La tentación a la violencia en tiempos aciagos. Por Gervis Medina

Releyendo el libro «Golpe y Estado en Venezuela» de Uslar Pietri, me permito tomar unas líneas de adentro del libro a los fines de resaltar una situación que en similitud nos acompaña en estos tiempos aciagos.
¡Han de creer que analizando la historia de nuestro país, una y otra vez existe algo en común!
¡El uso de la violencia!
Hoy día a otros niveles, han penetrado la democracia sin disparar un solo tiro, pero han jugado con ella implementando la teoría de Gramsci, sometiendo a toda una sociedad al hambre física, mental y espiritual. Tanto el régimen genocida quien tiene la más grande responsabilidad por resultados, cómo el otro régimen opositor que impone a través de la mayeutica y dialéctica su voluntad, trayendo más desconcierto y confusión epistemológica, separando la moral de la política.

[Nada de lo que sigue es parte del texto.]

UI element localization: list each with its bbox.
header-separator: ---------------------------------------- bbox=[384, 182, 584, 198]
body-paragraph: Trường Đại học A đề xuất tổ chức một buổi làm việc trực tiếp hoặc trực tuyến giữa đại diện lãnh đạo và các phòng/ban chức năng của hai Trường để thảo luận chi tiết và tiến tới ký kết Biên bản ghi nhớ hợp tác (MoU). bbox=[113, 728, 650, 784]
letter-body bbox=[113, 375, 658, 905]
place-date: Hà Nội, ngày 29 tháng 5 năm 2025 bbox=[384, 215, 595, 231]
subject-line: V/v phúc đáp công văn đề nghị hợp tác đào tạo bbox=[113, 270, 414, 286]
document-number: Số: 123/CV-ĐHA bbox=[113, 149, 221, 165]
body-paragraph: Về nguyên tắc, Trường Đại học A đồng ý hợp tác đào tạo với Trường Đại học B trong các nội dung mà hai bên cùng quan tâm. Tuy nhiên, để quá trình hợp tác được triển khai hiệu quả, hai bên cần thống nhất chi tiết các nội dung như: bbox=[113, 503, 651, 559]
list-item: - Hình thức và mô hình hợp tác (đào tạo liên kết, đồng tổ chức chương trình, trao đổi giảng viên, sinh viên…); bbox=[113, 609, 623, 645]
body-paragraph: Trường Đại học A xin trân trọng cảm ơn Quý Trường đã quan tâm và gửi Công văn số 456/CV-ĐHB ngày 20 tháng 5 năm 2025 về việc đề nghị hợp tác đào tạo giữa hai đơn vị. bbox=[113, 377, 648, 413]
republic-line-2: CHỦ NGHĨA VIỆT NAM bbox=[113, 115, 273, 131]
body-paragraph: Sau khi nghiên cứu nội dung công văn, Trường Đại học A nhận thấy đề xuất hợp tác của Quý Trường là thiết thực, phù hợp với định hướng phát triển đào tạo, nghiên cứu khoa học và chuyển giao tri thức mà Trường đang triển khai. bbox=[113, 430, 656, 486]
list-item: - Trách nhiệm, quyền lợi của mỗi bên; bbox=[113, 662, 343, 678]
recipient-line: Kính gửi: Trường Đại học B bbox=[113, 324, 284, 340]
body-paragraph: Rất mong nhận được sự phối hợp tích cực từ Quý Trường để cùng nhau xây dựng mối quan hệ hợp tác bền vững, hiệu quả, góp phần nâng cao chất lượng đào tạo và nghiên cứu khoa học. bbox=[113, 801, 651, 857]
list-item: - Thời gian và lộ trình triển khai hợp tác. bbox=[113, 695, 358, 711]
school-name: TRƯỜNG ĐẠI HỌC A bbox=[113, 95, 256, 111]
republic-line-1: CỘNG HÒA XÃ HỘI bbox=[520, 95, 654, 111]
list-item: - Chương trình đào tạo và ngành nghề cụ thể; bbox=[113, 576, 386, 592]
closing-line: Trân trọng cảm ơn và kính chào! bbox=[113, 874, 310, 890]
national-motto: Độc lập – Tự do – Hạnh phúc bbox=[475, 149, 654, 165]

Para así ofrecer soluciones sin verificación técnica ni científica en lo económico y político sino por todo lo contrario tomando «la esperanza» cómo solución al problema, siendo la causa del problema desde hace ya varias décadas.
En un tiempo, los marxistas solían decir que «la violencia es la partera de la historia». Esto es verdad solo hasta un punto, porque las sociedades, como los seres vivos, no nacen sino una sola vez y luego empiezan a vivir por su cuenta y no requieren normalmente de ningún segundo alumbramiento. La violencia es, por su propia naturaleza, destructiva y sus resultados son siempre impredecibles y generalmente contrarios a los propósitos que los promotores de ella se han propuesto. La violencia es momentánea y la historia, por el contrario, es continuada, observable y hasta previsible. Una democracia que requiere para su funcionamiento periódicas rupturas violentas no sería una democracia, que es, por su propia naturaleza, el gobierno del consenso sobre los grandes fines sociales y del acuerdo sobre los modos de alcanzarlos.

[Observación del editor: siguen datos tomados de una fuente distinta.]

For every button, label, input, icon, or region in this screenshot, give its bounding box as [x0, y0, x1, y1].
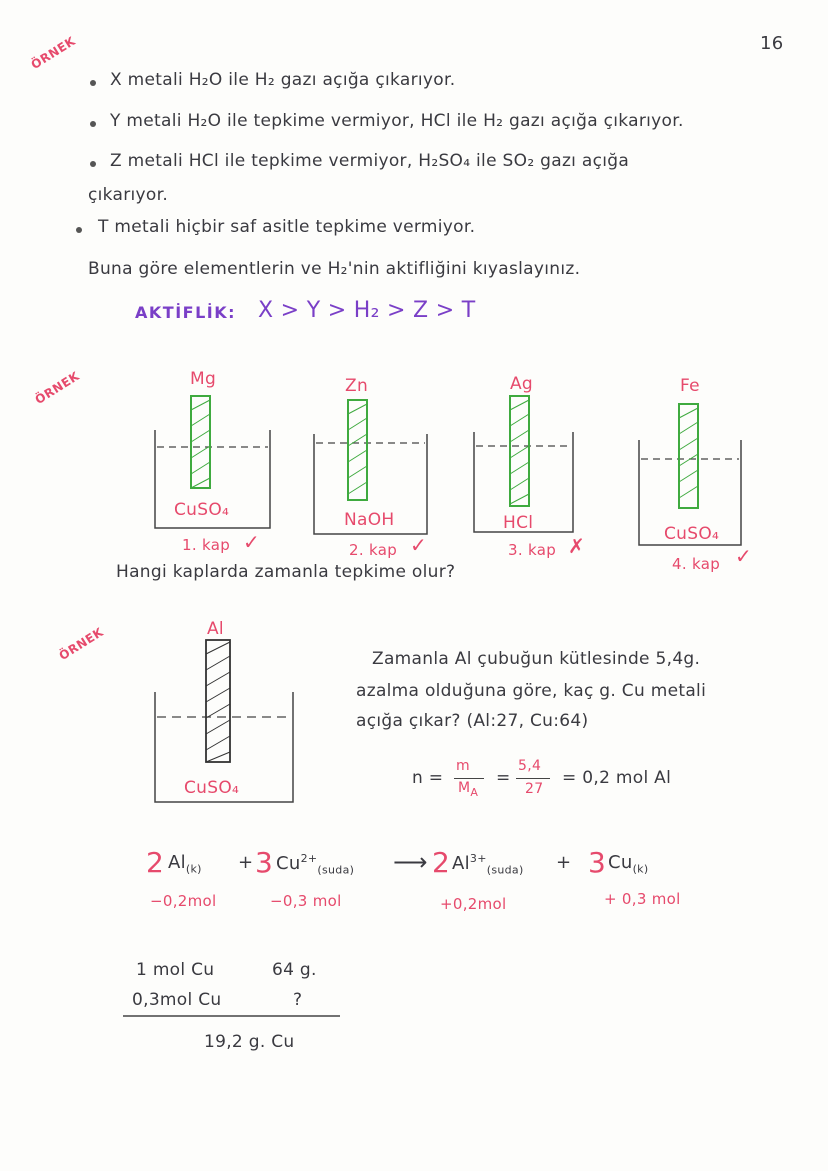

La revolución francesa rompió el Antiguo Régimen, que estaba lejos de ser un mal gobierno, para lanzarse a la loca aventura de proclamar y establecer en toda la tierra la libertad, la igualdad y la fraternidad de todos los hombres. La terrible violencia desatada por su propio proceso no solo no hizo posible alcanzar estos fines sino que, en muchas formas, trajo graves retrocesos y desviaciones a la historia de Francia y de Europa. Lo que vino no fue la felicidad universal sino el terror, la guillotina a tiempo completo, las guerras invasoras, el predominio personal de Napoleón, para rematar, como en una comedia ejemplar, en la fallida restauración de los Borbones, en 1815, en la monarquía burguesa de Luis Felipe, que no satisfizo a nadie, y en los largos años opresivos y torpes de la caricatura de imperio de Napoleón III. Fue solo casi cien años más tarde, después del desastre de 1870, cuando los franceses pudieron reemprender con más tino y fruto la posibilidad de establecer una democracia efectiva.

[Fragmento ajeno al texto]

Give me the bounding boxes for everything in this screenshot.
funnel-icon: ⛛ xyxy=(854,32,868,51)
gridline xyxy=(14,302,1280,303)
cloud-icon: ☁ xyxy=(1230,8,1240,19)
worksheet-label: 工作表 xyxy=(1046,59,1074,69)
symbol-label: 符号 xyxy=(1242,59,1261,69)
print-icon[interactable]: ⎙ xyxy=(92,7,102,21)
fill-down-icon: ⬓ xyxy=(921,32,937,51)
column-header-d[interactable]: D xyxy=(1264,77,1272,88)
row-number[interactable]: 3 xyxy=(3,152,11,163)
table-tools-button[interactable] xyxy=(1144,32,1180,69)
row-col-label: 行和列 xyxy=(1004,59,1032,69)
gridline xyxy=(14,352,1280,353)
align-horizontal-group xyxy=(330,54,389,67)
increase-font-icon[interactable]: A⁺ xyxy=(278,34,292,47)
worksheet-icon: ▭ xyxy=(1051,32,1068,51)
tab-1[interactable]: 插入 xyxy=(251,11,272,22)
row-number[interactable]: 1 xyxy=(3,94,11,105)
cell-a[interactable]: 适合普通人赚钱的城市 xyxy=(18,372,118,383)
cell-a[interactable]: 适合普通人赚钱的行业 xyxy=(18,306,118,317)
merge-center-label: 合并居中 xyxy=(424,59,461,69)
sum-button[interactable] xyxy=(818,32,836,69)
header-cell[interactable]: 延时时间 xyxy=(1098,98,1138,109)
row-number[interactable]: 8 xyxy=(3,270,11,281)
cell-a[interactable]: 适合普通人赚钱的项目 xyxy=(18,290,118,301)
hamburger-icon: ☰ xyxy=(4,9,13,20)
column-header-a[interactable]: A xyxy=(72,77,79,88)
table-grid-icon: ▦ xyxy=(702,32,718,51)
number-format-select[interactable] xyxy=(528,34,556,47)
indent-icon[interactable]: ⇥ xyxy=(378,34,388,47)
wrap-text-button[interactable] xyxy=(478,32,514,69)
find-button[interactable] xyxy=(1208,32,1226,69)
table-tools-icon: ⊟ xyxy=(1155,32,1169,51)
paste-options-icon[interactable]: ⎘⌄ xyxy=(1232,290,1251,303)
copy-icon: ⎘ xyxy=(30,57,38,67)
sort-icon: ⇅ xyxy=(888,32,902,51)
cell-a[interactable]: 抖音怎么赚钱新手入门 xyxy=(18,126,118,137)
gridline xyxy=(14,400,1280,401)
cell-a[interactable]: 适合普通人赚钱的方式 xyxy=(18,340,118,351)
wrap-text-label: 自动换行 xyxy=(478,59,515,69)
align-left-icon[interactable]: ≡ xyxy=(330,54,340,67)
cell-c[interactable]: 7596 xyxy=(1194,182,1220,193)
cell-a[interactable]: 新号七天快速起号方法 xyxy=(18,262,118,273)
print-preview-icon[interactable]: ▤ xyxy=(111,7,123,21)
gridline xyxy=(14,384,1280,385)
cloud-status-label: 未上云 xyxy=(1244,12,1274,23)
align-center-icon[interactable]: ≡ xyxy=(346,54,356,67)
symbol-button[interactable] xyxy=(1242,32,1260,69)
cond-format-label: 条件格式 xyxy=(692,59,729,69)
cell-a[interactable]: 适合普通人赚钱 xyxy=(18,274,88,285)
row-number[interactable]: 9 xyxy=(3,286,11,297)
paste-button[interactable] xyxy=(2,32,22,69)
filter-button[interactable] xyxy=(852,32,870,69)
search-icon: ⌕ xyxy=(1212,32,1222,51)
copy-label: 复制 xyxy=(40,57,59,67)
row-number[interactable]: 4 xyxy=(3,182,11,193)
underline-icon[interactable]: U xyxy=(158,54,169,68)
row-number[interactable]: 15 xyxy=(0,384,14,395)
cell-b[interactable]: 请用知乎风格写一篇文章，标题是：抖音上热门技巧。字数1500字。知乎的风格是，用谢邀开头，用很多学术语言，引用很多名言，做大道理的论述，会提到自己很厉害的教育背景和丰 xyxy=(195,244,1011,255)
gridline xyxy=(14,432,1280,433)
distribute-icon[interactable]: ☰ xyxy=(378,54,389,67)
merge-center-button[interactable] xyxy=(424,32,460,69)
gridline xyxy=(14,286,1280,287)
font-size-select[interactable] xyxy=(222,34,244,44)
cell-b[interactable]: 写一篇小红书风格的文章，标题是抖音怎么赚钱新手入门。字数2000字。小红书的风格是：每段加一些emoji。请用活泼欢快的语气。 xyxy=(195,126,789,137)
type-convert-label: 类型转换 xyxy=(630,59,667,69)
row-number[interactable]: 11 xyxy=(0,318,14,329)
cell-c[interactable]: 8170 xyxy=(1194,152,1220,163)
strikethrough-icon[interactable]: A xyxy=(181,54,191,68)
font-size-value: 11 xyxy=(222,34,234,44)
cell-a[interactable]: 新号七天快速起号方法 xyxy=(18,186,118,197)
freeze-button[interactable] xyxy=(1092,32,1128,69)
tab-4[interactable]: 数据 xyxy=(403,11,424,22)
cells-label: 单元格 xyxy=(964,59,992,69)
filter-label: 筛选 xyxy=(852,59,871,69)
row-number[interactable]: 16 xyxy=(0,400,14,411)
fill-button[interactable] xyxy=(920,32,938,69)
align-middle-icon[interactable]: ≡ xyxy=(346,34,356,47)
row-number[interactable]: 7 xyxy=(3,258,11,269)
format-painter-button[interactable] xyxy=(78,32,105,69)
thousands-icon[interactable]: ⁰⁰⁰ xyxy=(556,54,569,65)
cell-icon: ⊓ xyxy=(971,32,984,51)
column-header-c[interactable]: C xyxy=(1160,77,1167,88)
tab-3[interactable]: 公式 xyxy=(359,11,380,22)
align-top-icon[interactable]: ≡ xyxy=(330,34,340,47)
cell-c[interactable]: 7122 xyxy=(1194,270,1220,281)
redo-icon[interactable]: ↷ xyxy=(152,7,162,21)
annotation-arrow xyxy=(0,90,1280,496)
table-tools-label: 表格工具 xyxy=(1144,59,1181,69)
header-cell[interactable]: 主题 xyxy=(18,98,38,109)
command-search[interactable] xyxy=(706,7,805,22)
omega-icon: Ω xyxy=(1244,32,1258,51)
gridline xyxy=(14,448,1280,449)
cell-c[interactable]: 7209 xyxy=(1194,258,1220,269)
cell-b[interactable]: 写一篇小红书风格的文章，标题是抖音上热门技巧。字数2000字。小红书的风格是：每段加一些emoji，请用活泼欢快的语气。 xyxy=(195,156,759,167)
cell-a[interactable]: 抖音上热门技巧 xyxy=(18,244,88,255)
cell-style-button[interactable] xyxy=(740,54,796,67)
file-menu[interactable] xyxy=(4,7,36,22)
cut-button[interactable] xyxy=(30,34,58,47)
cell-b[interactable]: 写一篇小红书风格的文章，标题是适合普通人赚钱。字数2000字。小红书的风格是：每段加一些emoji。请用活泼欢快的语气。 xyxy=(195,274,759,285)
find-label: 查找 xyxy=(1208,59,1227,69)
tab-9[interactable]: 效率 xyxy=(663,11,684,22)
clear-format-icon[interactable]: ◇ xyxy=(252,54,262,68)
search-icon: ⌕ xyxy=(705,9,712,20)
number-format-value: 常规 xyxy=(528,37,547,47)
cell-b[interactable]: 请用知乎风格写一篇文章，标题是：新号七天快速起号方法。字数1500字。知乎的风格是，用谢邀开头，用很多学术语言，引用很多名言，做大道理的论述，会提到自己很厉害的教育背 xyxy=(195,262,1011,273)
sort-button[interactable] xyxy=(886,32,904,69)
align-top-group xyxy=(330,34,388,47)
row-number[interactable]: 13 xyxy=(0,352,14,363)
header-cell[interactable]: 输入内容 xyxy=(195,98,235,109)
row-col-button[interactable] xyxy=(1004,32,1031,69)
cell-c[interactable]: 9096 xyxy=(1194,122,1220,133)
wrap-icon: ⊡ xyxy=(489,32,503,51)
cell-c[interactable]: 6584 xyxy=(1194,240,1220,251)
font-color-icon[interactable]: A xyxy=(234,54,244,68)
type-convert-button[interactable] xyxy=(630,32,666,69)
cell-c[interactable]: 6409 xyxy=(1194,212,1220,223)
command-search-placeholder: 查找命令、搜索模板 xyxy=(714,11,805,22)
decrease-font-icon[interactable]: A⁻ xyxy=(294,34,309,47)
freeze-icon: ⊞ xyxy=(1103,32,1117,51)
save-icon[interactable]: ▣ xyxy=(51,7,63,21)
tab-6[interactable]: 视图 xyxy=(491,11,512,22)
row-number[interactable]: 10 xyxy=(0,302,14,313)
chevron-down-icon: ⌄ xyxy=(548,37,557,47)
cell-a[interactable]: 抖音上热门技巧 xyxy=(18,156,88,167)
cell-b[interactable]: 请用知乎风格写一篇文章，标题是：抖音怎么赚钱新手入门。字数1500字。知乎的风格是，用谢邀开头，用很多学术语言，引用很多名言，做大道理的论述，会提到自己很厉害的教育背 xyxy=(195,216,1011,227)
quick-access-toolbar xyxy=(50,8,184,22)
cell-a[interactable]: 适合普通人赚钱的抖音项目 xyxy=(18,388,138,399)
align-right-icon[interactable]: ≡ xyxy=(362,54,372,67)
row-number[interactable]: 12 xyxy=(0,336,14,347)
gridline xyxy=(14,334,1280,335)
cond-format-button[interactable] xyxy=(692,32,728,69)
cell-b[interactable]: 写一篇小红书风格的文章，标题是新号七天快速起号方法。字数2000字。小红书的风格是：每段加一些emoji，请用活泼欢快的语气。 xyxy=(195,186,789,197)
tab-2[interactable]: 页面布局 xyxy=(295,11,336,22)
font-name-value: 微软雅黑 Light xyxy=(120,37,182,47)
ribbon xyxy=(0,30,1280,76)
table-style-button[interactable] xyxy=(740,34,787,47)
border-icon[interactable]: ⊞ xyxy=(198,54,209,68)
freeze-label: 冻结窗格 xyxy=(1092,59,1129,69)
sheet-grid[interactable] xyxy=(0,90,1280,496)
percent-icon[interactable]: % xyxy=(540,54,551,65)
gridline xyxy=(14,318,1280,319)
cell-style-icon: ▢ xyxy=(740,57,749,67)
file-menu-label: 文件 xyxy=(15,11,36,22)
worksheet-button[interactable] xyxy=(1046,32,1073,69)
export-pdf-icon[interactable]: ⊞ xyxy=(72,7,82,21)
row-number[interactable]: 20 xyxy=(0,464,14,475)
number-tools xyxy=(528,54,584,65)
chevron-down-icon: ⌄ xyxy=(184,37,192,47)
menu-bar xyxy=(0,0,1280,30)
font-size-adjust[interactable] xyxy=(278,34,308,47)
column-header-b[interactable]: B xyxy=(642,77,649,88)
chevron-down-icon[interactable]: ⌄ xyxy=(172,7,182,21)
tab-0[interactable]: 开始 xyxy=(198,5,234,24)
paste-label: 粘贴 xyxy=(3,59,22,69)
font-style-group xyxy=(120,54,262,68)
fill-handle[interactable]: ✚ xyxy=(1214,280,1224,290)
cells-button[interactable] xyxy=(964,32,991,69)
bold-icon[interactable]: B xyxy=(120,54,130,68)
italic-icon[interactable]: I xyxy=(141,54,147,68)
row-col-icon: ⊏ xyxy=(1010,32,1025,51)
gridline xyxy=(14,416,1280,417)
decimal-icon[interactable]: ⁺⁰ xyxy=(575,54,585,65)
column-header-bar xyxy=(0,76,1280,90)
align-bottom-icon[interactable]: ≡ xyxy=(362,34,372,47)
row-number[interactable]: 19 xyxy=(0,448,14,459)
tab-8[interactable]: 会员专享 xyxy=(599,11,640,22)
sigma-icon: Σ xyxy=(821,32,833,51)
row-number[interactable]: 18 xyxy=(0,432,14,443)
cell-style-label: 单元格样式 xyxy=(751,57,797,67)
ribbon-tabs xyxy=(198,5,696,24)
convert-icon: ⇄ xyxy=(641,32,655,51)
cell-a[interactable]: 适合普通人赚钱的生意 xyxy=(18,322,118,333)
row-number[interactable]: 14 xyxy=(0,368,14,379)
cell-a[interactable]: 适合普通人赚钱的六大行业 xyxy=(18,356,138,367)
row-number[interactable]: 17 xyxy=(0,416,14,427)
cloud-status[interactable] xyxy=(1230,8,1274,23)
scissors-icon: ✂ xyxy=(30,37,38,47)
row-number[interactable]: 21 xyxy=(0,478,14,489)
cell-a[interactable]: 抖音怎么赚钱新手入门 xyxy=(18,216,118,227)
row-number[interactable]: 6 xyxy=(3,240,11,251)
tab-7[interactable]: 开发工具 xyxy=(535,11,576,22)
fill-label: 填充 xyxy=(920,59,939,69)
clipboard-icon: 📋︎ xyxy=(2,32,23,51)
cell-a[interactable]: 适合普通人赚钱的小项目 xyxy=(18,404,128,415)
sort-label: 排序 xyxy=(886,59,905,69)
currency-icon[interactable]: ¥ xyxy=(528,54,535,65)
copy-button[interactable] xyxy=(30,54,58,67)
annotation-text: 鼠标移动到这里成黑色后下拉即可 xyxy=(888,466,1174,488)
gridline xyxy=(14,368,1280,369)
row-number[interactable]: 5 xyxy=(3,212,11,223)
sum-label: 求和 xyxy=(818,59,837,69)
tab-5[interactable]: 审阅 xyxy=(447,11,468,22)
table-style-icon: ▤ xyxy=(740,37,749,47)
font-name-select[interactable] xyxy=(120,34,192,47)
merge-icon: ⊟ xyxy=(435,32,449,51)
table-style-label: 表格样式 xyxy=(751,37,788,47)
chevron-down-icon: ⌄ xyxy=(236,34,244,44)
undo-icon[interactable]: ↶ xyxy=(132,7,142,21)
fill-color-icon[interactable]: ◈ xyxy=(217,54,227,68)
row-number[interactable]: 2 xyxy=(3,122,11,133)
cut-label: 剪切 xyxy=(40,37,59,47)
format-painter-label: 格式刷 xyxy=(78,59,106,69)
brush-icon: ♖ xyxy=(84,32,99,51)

El caso de Venezuela es igualmente ejemplar y, desde luego, nos afecta más directamente. La independencia se proclamó con los más altos ideales políticos pero lo que vino a surgir de quince años de guerra destructiva fue no solo el aniquilamiento de una sociedad civilizada que empezaba a florecer, sino las formas más brutales del predominio personal y de la ausencia de derechos. Fue casi un siglo de guerra civil que abarcó todo el territorio y que destruyó toda posibilidad efectiva de progreso. El día en que se revise el mito de la guerra federal se verá que fue el punto culminante de una gran hecatombe política y social, de la que salió un país todavía más atrasado y primitivo del que proclamó la independencia. Caudillismo, montoneras, demagogia barata, pérdida de los fines sociales de una vida nacional, fueron los frutos de esos largos años de violencia desatada.
El riesgo de la solución violenta no ha desaparecido y no podrá desaparecer mientras las causas que le dieron explicación a la reciente tentativa no hayan sido eficazmente modificadas. Sería trágico que por la falta de comprensión o la excesiva mezquindad de los dirigentes políticos, el país no pudiera realizar, con la brevedad y la eficacia necesarias, las profundas reformas que su democracia viene exigiendo desde hace ya mucho tiempo. Sería inadmisible que la alternativa no fuera otra que la violencia, que finalmente traería males peores que los que se proponga remediar, y no una decidida y compartida voluntad de hacerle a la democracia todas las reformas necesarias para que pueda servir por tiempo indefinido a los grandes fines de la sociedad venezolana.